= 1996 Zambezi River hippopotamus attack =

Hippopotamus attack along Zambezi River
The 1996 Zambezi River hippopotamus attack was an incident on the Zambezi River, Zimbabwe, near Victoria Falls on 9 March 1996 where a hippopotamus attacked two river tour guides killing one and injuring the other. The surviving tour guide is Zimbabwean Paul Templer (born c. 1968) who lost an arm in the attack. The tour guide who died by drowning was named Evans Namasango (born c. 1971) and was an apprentice guide to Templer.

== Description of attack ==
The attack began when a bull hippopotamus flipped Namasango's kayak with two passengers inside, and Templer rowed over to assist when he was attacked directly by the same hippopotamus. The hippopotamus attempted to swallow Templer, but it was unable to due to his size. The hippopotamus then released him, but it returned to attack him again, gravely injuring Templer. It released Templer again, and another apprentice guide named Mike rescued him and provided first aid. A different guide also attempted to find Namasango, but since it was nighttime he was not found until two days later about 1 km away from where the hippopotamus flipped his kayak. Namasango reportedly defended French and German tourists using his oar before going missing. Tourists in Namasango's kayak swam through the water before being rescued.

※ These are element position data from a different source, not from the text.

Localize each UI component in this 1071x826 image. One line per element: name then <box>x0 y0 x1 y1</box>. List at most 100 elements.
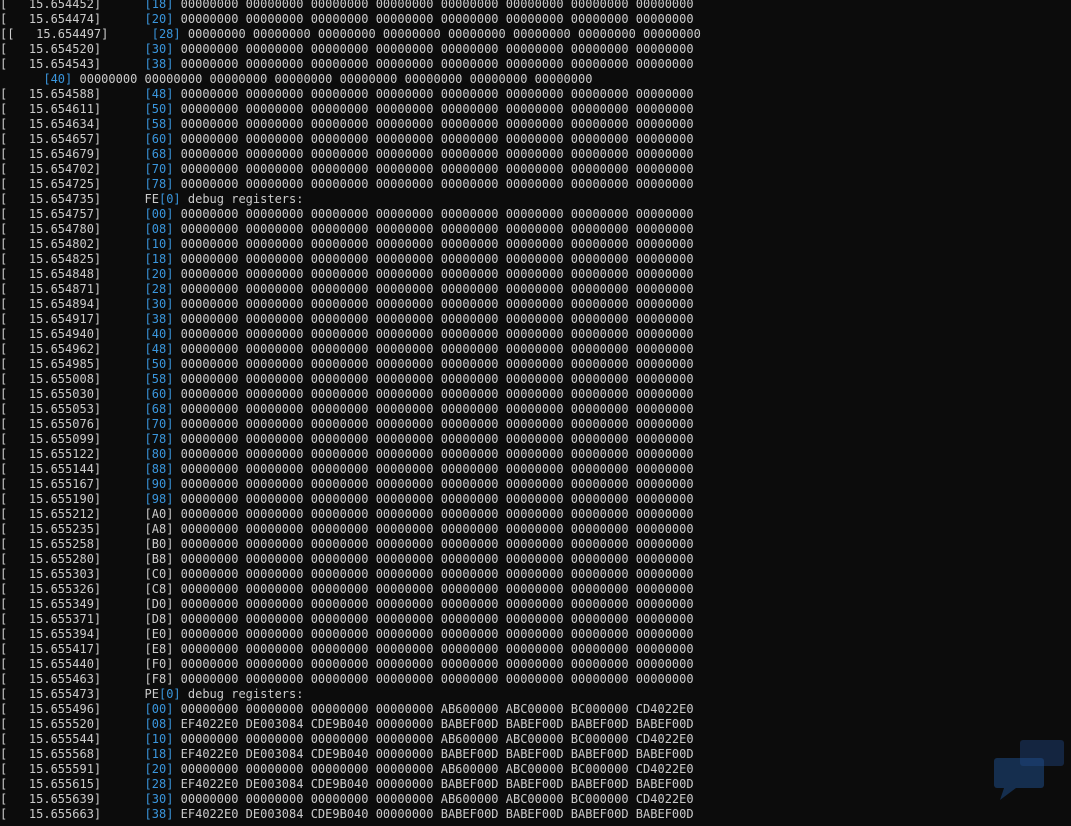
log-timestamp: [ 15.655076] <box>0 417 102 431</box>
register-values: 00000000 00000000 00000000 00000000 0000… <box>173 267 694 281</box>
register-values: 00000000 00000000 00000000 00000000 0000… <box>173 567 694 581</box>
register-values: 00000000 00000000 00000000 00000000 0000… <box>173 537 694 551</box>
register-offset: [A0] <box>144 507 174 521</box>
register-values: 00000000 00000000 00000000 00000000 0000… <box>173 117 694 131</box>
log-line: [ 15.655099] [78] 00000000 00000000 0000… <box>0 432 1071 447</box>
log-timestamp: [ 15.654962] <box>0 342 102 356</box>
register-values: EF4022E0 DE003084 CDE9B040 00000000 BABE… <box>173 717 694 731</box>
log-line: [ 15.655167] [90] 00000000 00000000 0000… <box>0 477 1071 492</box>
log-line: [ 15.655030] [60] 00000000 00000000 0000… <box>0 387 1071 402</box>
log-block-label: PE <box>144 687 159 701</box>
log-line: [ 15.655591] [20] 00000000 00000000 0000… <box>0 762 1071 777</box>
log-timestamp: [ 15.655280] <box>0 552 102 566</box>
register-offset: [38] <box>144 807 174 821</box>
register-values: EF4022E0 DE003084 CDE9B040 00000000 BABE… <box>173 747 694 761</box>
register-offset: [68] <box>144 147 174 161</box>
log-timestamp: [ 15.655463] <box>0 672 102 686</box>
log-timestamp <box>0 72 36 87</box>
register-values: 00000000 00000000 00000000 00000000 0000… <box>173 552 694 566</box>
log-line: [ 15.654520] [30] 00000000 00000000 0000… <box>0 42 1071 57</box>
register-values: 00000000 00000000 00000000 00000000 0000… <box>173 297 694 311</box>
register-values: 00000000 00000000 00000000 00000000 0000… <box>173 102 694 116</box>
log-timestamp: [ 15.655212] <box>0 507 102 521</box>
log-timestamp: [ 15.655663] <box>0 807 102 821</box>
log-timestamp: [ 15.654611] <box>0 102 102 116</box>
register-values: 00000000 00000000 00000000 00000000 0000… <box>173 357 694 371</box>
register-values: 00000000 00000000 00000000 00000000 0000… <box>173 372 694 386</box>
register-values: 00000000 00000000 00000000 00000000 AB60… <box>173 762 694 776</box>
log-line: [ 15.655663] [38] EF4022E0 DE003084 CDE9… <box>0 807 1071 822</box>
register-offset: [B8] <box>144 552 174 566</box>
register-values: 00000000 00000000 00000000 00000000 0000… <box>173 522 694 536</box>
log-timestamp: [ 15.655053] <box>0 402 102 416</box>
register-values: 00000000 00000000 00000000 00000000 0000… <box>173 462 694 476</box>
log-timestamp: [ 15.655235] <box>0 522 102 536</box>
log-line: [ 15.654611] [50] 00000000 00000000 0000… <box>0 102 1071 117</box>
log-timestamp: [ 15.654520] <box>0 42 102 56</box>
watermark-logo <box>994 740 1064 800</box>
log-timestamp: [ 15.654940] <box>0 327 102 341</box>
register-offset: [40] <box>144 327 174 341</box>
log-line: [ 15.654735] FE[0] debug registers: <box>0 192 1071 207</box>
register-values: 00000000 00000000 00000000 00000000 0000… <box>173 657 694 671</box>
register-offset: [E0] <box>144 627 174 641</box>
register-offset: [38] <box>144 57 174 71</box>
log-line: [ 15.655615] [28] EF4022E0 DE003084 CDE9… <box>0 777 1071 792</box>
register-offset: [28] <box>144 282 174 296</box>
register-values: 00000000 00000000 00000000 00000000 0000… <box>72 72 593 86</box>
register-offset: [B0] <box>144 537 174 551</box>
log-timestamp: [ 15.655122] <box>0 447 102 461</box>
register-offset: [98] <box>144 492 174 506</box>
register-values: 00000000 00000000 00000000 00000000 0000… <box>173 312 694 326</box>
log-line: [ 15.654725] [78] 00000000 00000000 0000… <box>0 177 1071 192</box>
log-timestamp: [ 15.654588] <box>0 87 102 101</box>
log-timestamp: [ 15.654871] <box>0 282 102 296</box>
register-values: 00000000 00000000 00000000 00000000 0000… <box>173 627 694 641</box>
log-timestamp: [ 15.654634] <box>0 117 102 131</box>
log-line: [ 15.655144] [88] 00000000 00000000 0000… <box>0 462 1071 477</box>
log-timestamp: [ 15.655496] <box>0 702 102 716</box>
log-line: [ 15.655371] [D8] 00000000 00000000 0000… <box>0 612 1071 627</box>
register-offset: [28] <box>151 27 181 41</box>
log-timestamp: [ 15.655303] <box>0 567 102 581</box>
register-values: 00000000 00000000 00000000 00000000 0000… <box>173 87 694 101</box>
log-line: [ 15.655190] [98] 00000000 00000000 0000… <box>0 492 1071 507</box>
register-values: EF4022E0 DE003084 CDE9B040 00000000 BABE… <box>173 777 694 791</box>
register-values: 00000000 00000000 00000000 00000000 0000… <box>173 672 694 686</box>
log-line: [ 15.654825] [18] 00000000 00000000 0000… <box>0 252 1071 267</box>
register-offset: [68] <box>144 402 174 416</box>
log-timestamp: [ 15.654657] <box>0 132 102 146</box>
log-line: [ 15.655544] [10] 00000000 00000000 0000… <box>0 732 1071 747</box>
log-timestamp: [ 15.655099] <box>0 432 102 446</box>
register-offset: [A8] <box>144 522 174 536</box>
register-offset: [18] <box>144 0 174 11</box>
log-line: [ 15.655463] [F8] 00000000 00000000 0000… <box>0 672 1071 687</box>
log-line: [ 15.654634] [58] 00000000 00000000 0000… <box>0 117 1071 132</box>
register-values: 00000000 00000000 00000000 00000000 AB60… <box>173 732 694 746</box>
log-timestamp: [ 15.655568] <box>0 747 102 761</box>
log-timestamp: [ 15.655520] <box>0 717 102 731</box>
register-offset: [88] <box>144 462 174 476</box>
log-timestamp: [ 15.654825] <box>0 252 102 266</box>
log-timestamp: [ 15.655008] <box>0 372 102 386</box>
register-offset: [28] <box>144 777 174 791</box>
register-offset: [30] <box>144 792 174 806</box>
register-offset: [58] <box>144 372 174 386</box>
register-offset: [38] <box>144 312 174 326</box>
log-line: [ 15.655122] [80] 00000000 00000000 0000… <box>0 447 1071 462</box>
register-values: 00000000 00000000 00000000 00000000 0000… <box>173 177 694 191</box>
log-block-label: FE <box>144 192 159 206</box>
register-values: 00000000 00000000 00000000 00000000 0000… <box>173 162 694 176</box>
register-offset: [58] <box>144 117 174 131</box>
terminal-output[interactable]: [ 15.654452] [18] 00000000 00000000 0000… <box>0 0 1071 822</box>
log-timestamp: [ 15.655591] <box>0 762 102 776</box>
log-line: [ 15.655417] [E8] 00000000 00000000 0000… <box>0 642 1071 657</box>
log-timestamp: [ 15.654702] <box>0 162 102 176</box>
register-offset: [D8] <box>144 612 174 626</box>
register-values: 00000000 00000000 00000000 00000000 0000… <box>173 207 694 221</box>
log-line: [ 15.654848] [20] 00000000 00000000 0000… <box>0 267 1071 282</box>
log-timestamp: [ 15.655030] <box>0 387 102 401</box>
register-offset: [00] <box>144 207 174 221</box>
register-values: 00000000 00000000 00000000 00000000 0000… <box>173 147 694 161</box>
register-offset: [30] <box>144 42 174 56</box>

It took approximately eight hours to get Templer to a hospital that could treat his serious injuries. He was transported to a hospital near Bulawayo. His left arm had a degloving injury from the elbow down, his lung was punctured, and his Achilles tendon was torn out. He had a total of 38 serious bite injuries. Templer's left arm was amputated by hospital staff because of its injuries.

Templer has recounted the attack in detail to various news organizations, and he wrote about the experience in his partial autobiography, What's Left of Me: How I Lost a Fight with a Rogue Hippo and Won My Life.